The correct answer is C: in CI/CD, “continuous” implies frequent releases, automation, repeatability, and fast feedback/processing. The intent is to reduce batch size and latency between code change and validation/deployment. Instead of integrating or releasing in large, risky chunks, teams integrate changes continually and rely on automation to validate and deliver them safely.
“Continuous” does not mean “periodic” (which eliminates B and D). It also does not mean “manual processes” (which eliminates A and B). Automation is core: build, test, security checks, and deployment steps are consistently executed by pipeline systems, producing reliable outcomes and auditability.
In practice, CI means every merge triggers automated builds and tests so the main branch stays in a healthy state. CD means those validated artifacts are promoted through environments with minimal manual steps, often including progressive delivery controls (canary, blue/green), automated rollbacks on health signal failures, and policy checks.
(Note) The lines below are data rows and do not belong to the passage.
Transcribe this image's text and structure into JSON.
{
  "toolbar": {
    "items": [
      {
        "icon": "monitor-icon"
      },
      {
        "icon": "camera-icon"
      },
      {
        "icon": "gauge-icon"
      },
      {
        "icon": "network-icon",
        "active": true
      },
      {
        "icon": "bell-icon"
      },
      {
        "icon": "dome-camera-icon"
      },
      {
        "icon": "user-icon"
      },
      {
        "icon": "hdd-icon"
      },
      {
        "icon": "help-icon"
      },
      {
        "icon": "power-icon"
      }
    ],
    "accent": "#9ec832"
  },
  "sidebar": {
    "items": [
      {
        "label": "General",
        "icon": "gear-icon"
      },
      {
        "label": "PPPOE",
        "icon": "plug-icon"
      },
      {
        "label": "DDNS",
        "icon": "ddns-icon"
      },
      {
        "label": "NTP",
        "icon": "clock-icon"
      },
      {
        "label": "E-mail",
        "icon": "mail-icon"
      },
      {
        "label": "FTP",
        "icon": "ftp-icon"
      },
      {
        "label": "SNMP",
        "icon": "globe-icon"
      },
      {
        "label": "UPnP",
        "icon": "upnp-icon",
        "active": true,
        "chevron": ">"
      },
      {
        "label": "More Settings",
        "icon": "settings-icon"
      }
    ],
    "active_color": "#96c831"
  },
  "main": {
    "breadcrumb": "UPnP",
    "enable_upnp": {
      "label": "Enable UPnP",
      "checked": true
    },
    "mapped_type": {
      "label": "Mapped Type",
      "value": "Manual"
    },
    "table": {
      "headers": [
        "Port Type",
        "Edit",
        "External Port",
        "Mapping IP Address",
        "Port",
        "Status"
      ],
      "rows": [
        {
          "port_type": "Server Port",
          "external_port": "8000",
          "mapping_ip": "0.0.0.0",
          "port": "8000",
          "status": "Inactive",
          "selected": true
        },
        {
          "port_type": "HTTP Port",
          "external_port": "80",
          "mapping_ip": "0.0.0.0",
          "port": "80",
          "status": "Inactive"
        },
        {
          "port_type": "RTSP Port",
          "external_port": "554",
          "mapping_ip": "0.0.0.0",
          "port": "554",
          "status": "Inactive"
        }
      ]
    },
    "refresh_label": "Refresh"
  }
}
Kubernetes works well with CI/CD because it is declarative and supports rollout primitives: Deployments, readiness probes, and rollback revision history enable safer continuous delivery when paired with pipeline automation.
Repeatability is a major part of “continuous.” The same pipeline should run the same way every time, producing consistent artifacts and deployments. This reduces “works on my machine” issues and shortens incident resolution because changes are traceable and reproducible. Fast processing and frequent releases also mean smaller diffs, easier debugging, and quicker customer value delivery.
So, the combination that accurately reflects “continuous” in CI/CD is frequent + automated + repeatable + fast, which is option C.